McKay shook his head. “We’ve accounted for all the survivors. It was a bit difficult, since the ship’s power surges were ejecting lifepods unoccupied and some of them reentered automatically, but there’s been no sign of him. He probably died when the ship’s fields intersected.”
“Then here’s to Colonel D’mitry Podbyrin.” O’Keefe raised his glass again. “He died doing the right thing.”
* * *
Colonel D’mitry Grigor’yevich Podbyrin sat quietly in a dark corner of the bar, half-watching the NewsNet broadcast of the awards ceremony in Reagan Plaza and half listening to the scattered murmurings from customers nursing their drinks.
I
t was so strange to hear Russian once again. He hadn’t been back to Earth since the War, but he would have thought it a dead language now: and it was, except for a few places. It so happened that Alaska was one of those places. Many Russian immigrants who had fled the Rodina during or after the War had settled here, and every city had a large minority population of Russian-speaking citizens.

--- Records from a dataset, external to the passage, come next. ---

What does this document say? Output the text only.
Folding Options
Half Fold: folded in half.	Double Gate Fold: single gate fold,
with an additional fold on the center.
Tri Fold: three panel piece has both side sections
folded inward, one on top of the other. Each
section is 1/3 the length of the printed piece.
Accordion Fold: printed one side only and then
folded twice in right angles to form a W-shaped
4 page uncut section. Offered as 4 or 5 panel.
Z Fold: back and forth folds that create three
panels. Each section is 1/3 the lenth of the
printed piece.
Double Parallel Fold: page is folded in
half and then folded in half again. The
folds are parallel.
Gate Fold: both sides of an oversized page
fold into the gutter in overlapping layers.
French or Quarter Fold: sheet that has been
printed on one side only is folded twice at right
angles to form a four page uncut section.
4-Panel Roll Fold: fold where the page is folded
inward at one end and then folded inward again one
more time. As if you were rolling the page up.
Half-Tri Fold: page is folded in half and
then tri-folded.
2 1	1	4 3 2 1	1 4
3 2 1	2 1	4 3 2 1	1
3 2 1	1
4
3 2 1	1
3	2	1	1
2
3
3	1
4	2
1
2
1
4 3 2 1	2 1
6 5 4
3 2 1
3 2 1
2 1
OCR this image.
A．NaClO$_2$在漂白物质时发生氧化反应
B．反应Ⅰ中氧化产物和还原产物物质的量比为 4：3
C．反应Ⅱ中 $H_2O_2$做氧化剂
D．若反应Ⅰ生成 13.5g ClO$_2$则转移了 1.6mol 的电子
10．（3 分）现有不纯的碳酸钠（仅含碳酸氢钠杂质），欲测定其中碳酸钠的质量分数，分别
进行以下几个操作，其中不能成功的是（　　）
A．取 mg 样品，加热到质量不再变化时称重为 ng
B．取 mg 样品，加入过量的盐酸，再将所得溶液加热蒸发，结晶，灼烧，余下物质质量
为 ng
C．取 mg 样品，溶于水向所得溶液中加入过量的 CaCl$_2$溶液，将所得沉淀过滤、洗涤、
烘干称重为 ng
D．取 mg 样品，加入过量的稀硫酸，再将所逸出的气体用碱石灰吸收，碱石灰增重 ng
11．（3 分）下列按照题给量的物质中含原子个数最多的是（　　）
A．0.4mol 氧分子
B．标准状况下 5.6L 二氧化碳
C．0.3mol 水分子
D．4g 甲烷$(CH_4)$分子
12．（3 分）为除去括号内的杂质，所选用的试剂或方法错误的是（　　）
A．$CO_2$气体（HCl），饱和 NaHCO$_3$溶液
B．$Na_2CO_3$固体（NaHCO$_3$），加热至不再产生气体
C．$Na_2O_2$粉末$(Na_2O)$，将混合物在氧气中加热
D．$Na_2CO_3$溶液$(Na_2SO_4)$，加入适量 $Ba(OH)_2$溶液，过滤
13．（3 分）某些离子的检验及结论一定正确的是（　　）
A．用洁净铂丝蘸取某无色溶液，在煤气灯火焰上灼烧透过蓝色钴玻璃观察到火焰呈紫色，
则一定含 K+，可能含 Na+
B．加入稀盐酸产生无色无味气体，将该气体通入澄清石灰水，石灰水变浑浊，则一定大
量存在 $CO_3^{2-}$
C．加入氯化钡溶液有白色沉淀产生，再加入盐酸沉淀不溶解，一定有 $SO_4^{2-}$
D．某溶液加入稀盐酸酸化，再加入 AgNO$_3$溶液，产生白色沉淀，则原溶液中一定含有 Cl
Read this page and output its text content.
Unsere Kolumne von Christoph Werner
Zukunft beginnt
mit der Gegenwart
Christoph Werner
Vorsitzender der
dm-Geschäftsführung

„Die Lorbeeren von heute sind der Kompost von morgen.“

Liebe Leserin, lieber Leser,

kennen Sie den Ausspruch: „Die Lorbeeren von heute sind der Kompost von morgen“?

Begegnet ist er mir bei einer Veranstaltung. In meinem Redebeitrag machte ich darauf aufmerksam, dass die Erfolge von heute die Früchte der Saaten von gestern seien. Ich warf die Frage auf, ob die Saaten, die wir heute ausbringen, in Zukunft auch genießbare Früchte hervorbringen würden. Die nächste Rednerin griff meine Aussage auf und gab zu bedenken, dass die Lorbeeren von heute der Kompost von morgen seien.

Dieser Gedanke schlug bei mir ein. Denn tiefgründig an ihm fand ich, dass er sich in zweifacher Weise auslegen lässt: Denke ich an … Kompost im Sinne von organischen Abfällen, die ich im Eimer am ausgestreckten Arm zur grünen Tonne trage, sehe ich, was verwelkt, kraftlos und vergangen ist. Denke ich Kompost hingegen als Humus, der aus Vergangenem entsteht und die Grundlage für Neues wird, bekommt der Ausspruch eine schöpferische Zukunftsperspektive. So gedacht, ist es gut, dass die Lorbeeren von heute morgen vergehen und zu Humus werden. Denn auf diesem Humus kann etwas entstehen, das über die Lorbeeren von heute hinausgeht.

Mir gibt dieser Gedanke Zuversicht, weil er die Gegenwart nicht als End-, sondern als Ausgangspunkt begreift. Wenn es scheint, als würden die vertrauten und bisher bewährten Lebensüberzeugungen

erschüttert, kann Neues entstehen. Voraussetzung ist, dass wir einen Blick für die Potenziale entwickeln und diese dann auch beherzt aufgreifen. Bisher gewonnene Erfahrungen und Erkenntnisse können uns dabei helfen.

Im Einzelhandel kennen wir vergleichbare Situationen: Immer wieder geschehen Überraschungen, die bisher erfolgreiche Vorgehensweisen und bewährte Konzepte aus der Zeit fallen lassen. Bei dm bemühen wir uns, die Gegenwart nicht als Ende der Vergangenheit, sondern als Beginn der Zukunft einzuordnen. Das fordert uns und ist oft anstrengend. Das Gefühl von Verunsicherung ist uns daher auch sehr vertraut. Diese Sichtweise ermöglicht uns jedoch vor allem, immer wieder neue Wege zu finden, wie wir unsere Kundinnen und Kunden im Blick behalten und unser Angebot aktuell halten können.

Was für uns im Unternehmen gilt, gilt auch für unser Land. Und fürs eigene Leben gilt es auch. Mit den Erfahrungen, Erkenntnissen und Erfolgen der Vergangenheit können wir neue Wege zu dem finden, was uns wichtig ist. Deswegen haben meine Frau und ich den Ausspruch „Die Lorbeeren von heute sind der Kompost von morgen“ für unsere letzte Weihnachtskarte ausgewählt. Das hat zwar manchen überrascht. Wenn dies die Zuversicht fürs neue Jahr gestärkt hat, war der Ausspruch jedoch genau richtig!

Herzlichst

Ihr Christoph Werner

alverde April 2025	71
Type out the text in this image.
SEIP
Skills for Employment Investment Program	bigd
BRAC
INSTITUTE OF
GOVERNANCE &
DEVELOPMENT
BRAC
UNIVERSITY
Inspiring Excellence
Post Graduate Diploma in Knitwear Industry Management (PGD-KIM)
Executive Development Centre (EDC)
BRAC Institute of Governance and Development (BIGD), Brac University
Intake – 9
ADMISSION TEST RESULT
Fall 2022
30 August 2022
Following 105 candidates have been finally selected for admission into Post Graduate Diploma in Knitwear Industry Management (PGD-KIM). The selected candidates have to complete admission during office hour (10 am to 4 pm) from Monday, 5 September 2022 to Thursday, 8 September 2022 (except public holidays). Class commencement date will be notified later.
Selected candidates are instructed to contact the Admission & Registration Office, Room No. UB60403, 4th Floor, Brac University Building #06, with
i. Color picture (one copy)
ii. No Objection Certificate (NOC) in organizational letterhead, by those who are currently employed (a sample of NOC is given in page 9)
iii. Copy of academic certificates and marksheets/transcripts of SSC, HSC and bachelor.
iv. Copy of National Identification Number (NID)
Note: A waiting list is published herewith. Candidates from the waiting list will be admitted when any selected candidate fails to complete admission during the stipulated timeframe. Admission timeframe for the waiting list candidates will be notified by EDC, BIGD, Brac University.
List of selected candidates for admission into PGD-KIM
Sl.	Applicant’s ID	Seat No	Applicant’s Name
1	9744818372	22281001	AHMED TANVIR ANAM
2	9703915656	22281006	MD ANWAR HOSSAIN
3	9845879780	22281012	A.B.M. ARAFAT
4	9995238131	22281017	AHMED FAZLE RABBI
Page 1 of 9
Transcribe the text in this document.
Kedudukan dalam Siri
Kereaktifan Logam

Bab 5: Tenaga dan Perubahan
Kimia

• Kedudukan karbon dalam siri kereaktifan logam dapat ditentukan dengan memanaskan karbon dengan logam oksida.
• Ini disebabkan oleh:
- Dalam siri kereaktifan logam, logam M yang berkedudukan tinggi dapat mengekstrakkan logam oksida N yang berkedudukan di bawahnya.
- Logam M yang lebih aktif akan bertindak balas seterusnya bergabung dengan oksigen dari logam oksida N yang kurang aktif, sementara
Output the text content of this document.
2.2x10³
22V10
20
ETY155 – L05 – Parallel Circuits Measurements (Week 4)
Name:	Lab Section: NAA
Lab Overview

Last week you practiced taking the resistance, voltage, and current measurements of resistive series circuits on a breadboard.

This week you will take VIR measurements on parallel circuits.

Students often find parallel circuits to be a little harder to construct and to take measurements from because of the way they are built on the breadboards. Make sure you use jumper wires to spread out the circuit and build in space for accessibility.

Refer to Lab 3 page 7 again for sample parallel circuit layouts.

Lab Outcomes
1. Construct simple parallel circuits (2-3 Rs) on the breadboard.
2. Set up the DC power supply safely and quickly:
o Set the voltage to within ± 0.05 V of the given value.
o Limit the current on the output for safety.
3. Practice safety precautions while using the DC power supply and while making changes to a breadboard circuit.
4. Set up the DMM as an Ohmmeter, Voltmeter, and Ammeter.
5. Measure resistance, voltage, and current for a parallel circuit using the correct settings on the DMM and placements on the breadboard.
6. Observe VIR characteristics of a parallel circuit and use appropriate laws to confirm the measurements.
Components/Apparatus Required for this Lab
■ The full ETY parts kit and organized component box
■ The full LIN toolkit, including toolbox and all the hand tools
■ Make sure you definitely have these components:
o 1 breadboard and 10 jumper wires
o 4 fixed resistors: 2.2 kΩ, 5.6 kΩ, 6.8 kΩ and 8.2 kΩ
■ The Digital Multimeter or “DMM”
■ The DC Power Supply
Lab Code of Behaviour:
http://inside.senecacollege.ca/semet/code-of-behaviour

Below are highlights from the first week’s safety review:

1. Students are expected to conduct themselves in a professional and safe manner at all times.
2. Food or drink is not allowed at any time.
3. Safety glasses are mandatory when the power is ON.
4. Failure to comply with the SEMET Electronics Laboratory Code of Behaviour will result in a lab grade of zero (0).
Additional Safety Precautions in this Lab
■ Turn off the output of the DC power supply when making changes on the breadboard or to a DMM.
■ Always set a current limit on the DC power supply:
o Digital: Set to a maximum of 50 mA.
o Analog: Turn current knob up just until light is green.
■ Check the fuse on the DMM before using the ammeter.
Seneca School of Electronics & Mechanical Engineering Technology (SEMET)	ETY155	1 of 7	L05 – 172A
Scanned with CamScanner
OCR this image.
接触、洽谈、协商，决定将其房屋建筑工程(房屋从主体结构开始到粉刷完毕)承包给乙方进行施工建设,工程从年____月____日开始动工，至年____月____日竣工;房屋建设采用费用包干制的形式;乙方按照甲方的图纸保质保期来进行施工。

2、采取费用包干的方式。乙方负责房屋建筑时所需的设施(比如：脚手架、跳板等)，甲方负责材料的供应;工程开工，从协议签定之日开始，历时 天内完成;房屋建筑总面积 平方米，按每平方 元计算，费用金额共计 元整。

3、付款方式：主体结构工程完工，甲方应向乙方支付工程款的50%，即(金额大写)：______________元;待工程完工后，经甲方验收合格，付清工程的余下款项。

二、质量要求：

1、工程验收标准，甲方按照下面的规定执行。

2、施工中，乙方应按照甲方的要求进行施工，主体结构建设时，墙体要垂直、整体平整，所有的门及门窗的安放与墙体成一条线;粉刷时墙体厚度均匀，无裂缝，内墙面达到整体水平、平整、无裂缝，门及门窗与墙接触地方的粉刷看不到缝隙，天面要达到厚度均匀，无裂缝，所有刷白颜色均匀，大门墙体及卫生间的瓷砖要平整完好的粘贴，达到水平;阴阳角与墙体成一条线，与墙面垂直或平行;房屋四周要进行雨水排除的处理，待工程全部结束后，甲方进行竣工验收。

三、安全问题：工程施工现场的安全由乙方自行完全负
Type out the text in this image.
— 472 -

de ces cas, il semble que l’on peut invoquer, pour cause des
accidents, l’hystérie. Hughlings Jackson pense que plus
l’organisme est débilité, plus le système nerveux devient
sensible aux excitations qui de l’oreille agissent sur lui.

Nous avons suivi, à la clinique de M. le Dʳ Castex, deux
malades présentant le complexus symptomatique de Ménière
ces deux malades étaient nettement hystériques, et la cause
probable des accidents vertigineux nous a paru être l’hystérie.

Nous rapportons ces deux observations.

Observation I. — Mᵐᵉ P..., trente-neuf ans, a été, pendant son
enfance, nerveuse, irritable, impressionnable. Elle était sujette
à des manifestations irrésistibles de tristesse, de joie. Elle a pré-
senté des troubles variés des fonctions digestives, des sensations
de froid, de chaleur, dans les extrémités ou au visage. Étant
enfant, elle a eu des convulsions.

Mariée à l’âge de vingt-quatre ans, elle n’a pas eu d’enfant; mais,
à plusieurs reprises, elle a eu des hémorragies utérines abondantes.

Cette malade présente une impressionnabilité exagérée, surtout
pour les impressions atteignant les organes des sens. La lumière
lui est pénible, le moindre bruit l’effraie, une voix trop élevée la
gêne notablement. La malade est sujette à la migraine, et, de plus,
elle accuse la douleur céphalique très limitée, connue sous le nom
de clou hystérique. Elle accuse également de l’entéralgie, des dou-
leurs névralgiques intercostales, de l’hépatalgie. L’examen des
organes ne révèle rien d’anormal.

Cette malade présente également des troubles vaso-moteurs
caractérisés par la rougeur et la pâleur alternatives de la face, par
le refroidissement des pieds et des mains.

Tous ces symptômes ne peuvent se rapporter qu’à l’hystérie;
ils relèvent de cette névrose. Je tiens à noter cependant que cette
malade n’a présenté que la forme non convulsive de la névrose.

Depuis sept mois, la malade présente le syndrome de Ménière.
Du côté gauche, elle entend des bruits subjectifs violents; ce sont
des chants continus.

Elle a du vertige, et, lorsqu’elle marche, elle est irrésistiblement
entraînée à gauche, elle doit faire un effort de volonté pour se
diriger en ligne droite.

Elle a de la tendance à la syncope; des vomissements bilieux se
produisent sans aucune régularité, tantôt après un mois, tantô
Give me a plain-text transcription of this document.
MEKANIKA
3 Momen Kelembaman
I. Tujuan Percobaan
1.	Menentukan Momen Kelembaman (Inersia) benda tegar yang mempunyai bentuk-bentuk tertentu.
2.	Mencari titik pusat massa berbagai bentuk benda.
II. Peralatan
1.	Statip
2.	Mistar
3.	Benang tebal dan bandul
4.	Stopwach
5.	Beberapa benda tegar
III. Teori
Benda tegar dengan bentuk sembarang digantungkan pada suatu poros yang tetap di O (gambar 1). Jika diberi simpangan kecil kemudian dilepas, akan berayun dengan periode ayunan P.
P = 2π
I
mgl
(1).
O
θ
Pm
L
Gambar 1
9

It was fortuitous that his lifepod had landed on the bare tundra, and even more fortuitous that the first people he had come across after two days of wandering through the wilderness were Russian immigrants. Or perhaps it was fate…
Either way, Fairbanks was much more homelike than Loki had been.
Podbyrin saw the man approaching his booth and slid aside to give him room. Yuri was an older man, his face weathered and strong and his eyes as blue and cold as the Arctic sea.
“I have contacted our friends,” Yuri told him quietly. “They have sunk the lifepod in the ocean. There will be nothing to connect any of us to it, and they will never know you were on it.”
“I thank you for your help,” Podbyrin said earnestly. “I truly did not wish to return to exile. But I wonder… you do not do this just because I am Russian?”
“There are few enough of us left,” Yuri said, grinning frostily, “that we help whoever needs it. But yes, there is a special interest in you, particularly among the bratva.”
Podbyrin felt a chill run down his neck. Bratva… the brotherhood: it was a term used for various families in the Russian mafia back in his day. Apparently, the language wasn’t the only thing that had survived the War here.
“And why would they be interested in me?” he wanted to know. Or perhaps he didn’t, he wasn’t really certain.
“We are interested in certain information you might have,” Yuri said. Ah. “We” are interested, Podbyrin noted. That settled what Yuri’s stake in this was.